En Versailles Thiers se abocó rápidamente a soldar un acuerdo con Bismarck para que la liberación de los prisioneros de la guerra franco prusiana le permitiera reorganizar su ejército y aplastar al París proletario. A fines de abril, la contrarrevolución obligó a los comuneros a retroceder de posiciones tomadas en las cercanías de la muralla que protegía la capital francesa. El 20 de mayo, los versalleses entraron en París. Fue el inició de la "semana sangrienta", una batalla feroz, barrio por barrio que encontró la resistencia heroica de los comuneros. Poco después del mediodía del 28 de mayo cayó la última barricada de los revolucionarios.
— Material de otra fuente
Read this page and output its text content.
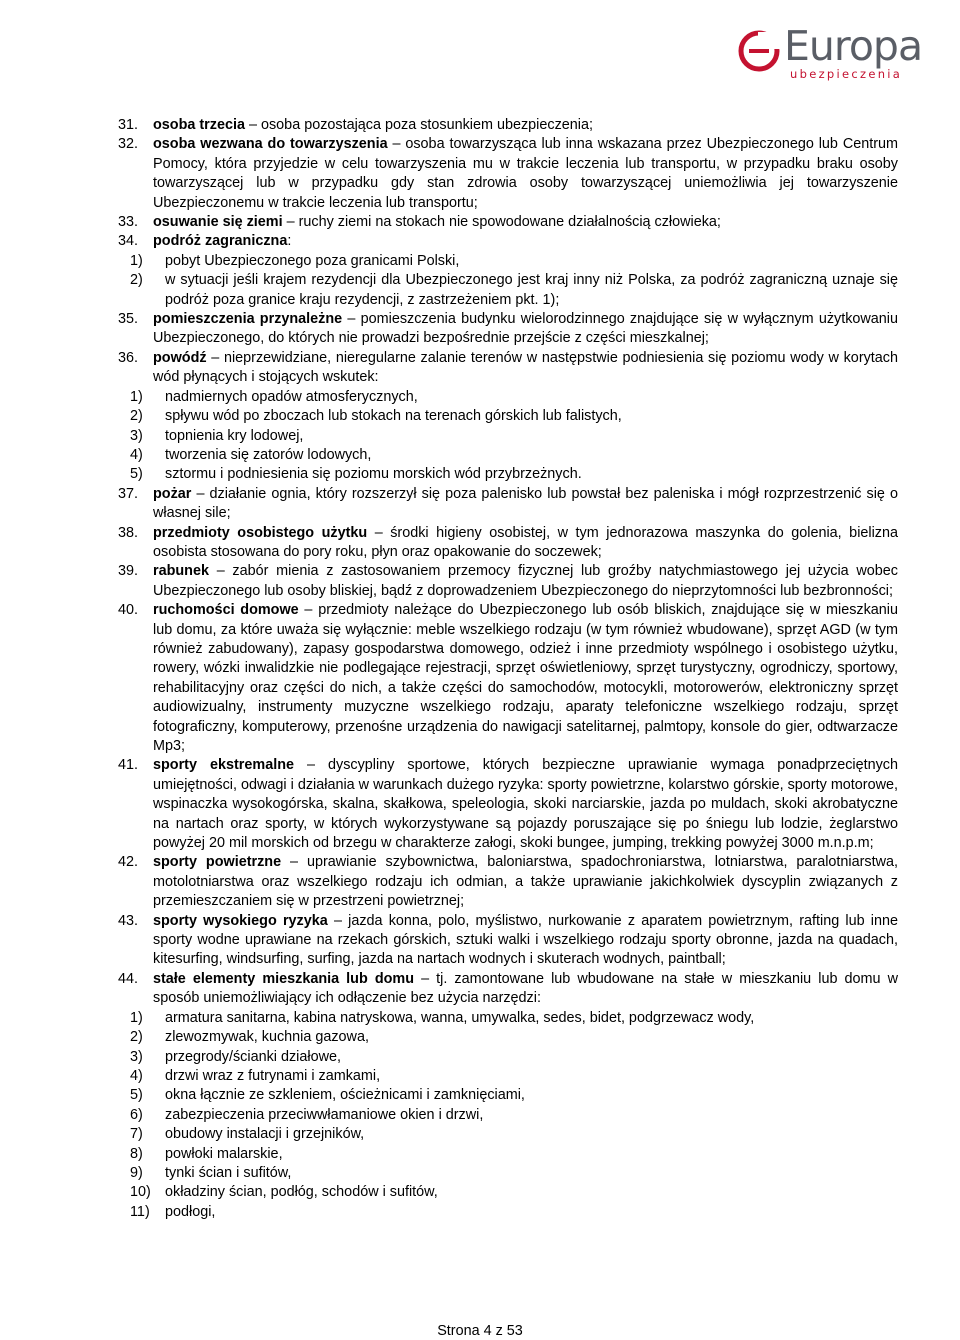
Europa
ubezpieczenia
31. osoba trzecia – osoba pozostająca poza stosunkiem ubezpieczenia;
32. osoba wezwana do towarzyszenia – osoba towarzysząca lub inna wskazana przez Ubezpieczonego lub Centrum Pomocy, która przyjedzie w celu towarzyszenia mu w trakcie leczenia lub transportu, w przypadku braku osoby towarzyszącej lub w przypadku gdy stan zdrowia osoby towarzyszącej uniemożliwia jej towarzyszenie Ubezpieczonemu w trakcie leczenia lub transportu;
33. osuwanie się ziemi – ruchy ziemi na stokach nie spowodowane działalnością człowieka;
34. podróż zagraniczna:
1) pobyt Ubezpieczonego poza granicami Polski,
2) w sytuacji jeśli krajem rezydencji dla Ubezpieczonego jest kraj inny niż Polska, za podróż zagraniczną uznaje się podróż poza granice kraju rezydencji, z zastrzeżeniem pkt. 1);
35. pomieszczenia przynależne – pomieszczenia budynku wielorodzinnego znajdujące się w wyłącznym użytkowaniu Ubezpieczonego, do których nie prowadzi bezpośrednie przejście z części mieszkalnej;
36. powódź – nieprzewidziane, nieregularne zalanie terenów w następstwie podniesienia się poziomu wody w korytach wód płynących i stojących wskutek:
1) nadmiernych opadów atmosferycznych,
2) spływu wód po zboczach lub stokach na terenach górskich lub falistych,
3) topnienia kry lodowej,
4) tworzenia się zatorów lodowych,
5) sztormu i podniesienia się poziomu morskich wód przybrzeżnych.
37. pożar – działanie ognia, który rozszerzył się poza palenisko lub powstał bez paleniska i mógł rozprzestrzenić się o własnej sile;
38. przedmioty osobistego użytku – środki higieny osobistej, w tym jednorazowa maszynka do golenia, bielizna osobista stosowana do pory roku, płyn oraz opakowanie do soczewek;
39. rabunek – zabór mienia z zastosowaniem przemocy fizycznej lub groźby natychmiastowego jej użycia wobec Ubezpieczonego lub osoby bliskiej, bądź z doprowadzeniem Ubezpieczonego do nieprzytomności lub bezbronności;
40. ruchomości domowe – przedmioty należące do Ubezpieczonego lub osób bliskich, znajdujące się w mieszkaniu lub domu, za które uważa się wyłącznie: meble wszelkiego rodzaju (w tym również wbudowane), sprzęt AGD (w tym również zabudowany), zapasy gospodarstwa domowego, odzież i inne przedmioty wspólnego i osobistego użytku, rowery, wózki inwalidzkie nie podlegające rejestracji, sprzęt oświetleniowy, sprzęt turystyczny, ogrodniczy, sportowy, rehabilitacyjny oraz części do nich, a także części do samochodów, motocykli, motorowerów, elektroniczny sprzęt audiowizualny, instrumenty muzyczne wszelkiego rodzaju, aparaty telefoniczne wszelkiego rodzaju, sprzęt fotograficzny, komputerowy, przenośne urządzenia do nawigacji satelitarnej, palmtopy, konsole do gier, odtwarzacze Mp3;
41. sporty ekstremalne – dyscypliny sportowe, których bezpieczne uprawianie wymaga ponadprzeciętnych umiejętności, odwagi i działania w warunkach dużego ryzyka: sporty powietrzne, kolarstwo górskie, sporty motorowe, wspinaczka wysokogórska, skalna, skałkowa, speleologia, skoki narciarskie, jazda po muldach, skoki akrobatyczne na nartach oraz sporty, w których wykorzystywane są pojazdy poruszające się po śniegu lub lodzie, żeglarstwo powyżej 20 mil morskich od brzegu w charakterze załogi, skoki bungee, jumping, trekking powyżej 3000 m.n.p.m;
42. sporty powietrzne – uprawianie szybownictwa, baloniarstwa, spadochroniarstwa, lotniarstwa, paralotniarstwa, motolotniarstwa oraz wszelkiego rodzaju ich odmian, a także uprawianie jakichkolwiek dyscyplin związanych z przemieszczaniem się w przestrzeni powietrznej;
43. sporty wysokiego ryzyka – jazda konna, polo, myślistwo, nurkowanie z aparatem powietrznym, rafting lub inne sporty wodne uprawiane na rzekach górskich, sztuki walki i wszelkiego rodzaju sporty obronne, jazda na quadach, kitesurfing, windsurfing, surfing, jazda na nartach wodnych i skuterach wodnych, paintball;
44. stałe elementy mieszkania lub domu – tj. zamontowane lub wbudowane na stałe w mieszkaniu lub domu w sposób uniemożliwiający ich odłączenie bez użycia narzędzi:
1) armatura sanitarna, kabina natryskowa, wanna, umywalka, sedes, bidet, podgrzewacz wody,
2) zlewozmywak, kuchnia gazowa,
3) przegrody/ścianki działowe,
4) drzwi wraz z futrynami i zamkami,
5) okna łącznie ze szkleniem, ościeżnicami i zamknięciami,
6) zabezpieczenia przeciwwłamaniowe okien i drzwi,
7) obudowy instalacji i grzejników,
8) powłoki malarskie,
9) tynki ścian i sufitów,
10) okładziny ścian, podłóg, schodów i sufitów,
11) podłogi,
Strona 4 z 53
Cuatro mil communards cayeron en los combates; más de 20.000 serían ejecutados sumariamente en los días siguientes según los cálculos más moderados, que algunos testigos de la época, llegaron a 50.000. Otros tanto fueron presos. La contrarrevolución había triunfado. En Londres, ese 30 de mayo el Manifiesto de la Asociación Internacional de los Trabajadores proclamaba en su párrafo final: "el Paris de los obreros, con su Comuna, será eternamente ensalzado como heraldo glorioso de una nueva sociedad. Sus mártires tienen su santuario en el gran corazón de la clase obrera. Y a sus exterminadores la historia los ha clavado ya en una picota eterna…".


 


Pablo Rieznik


*(artículo publicado en Prensa Obrera 1167, 10/3/11, en oportunidad del 140 aniversario de la comuna de París)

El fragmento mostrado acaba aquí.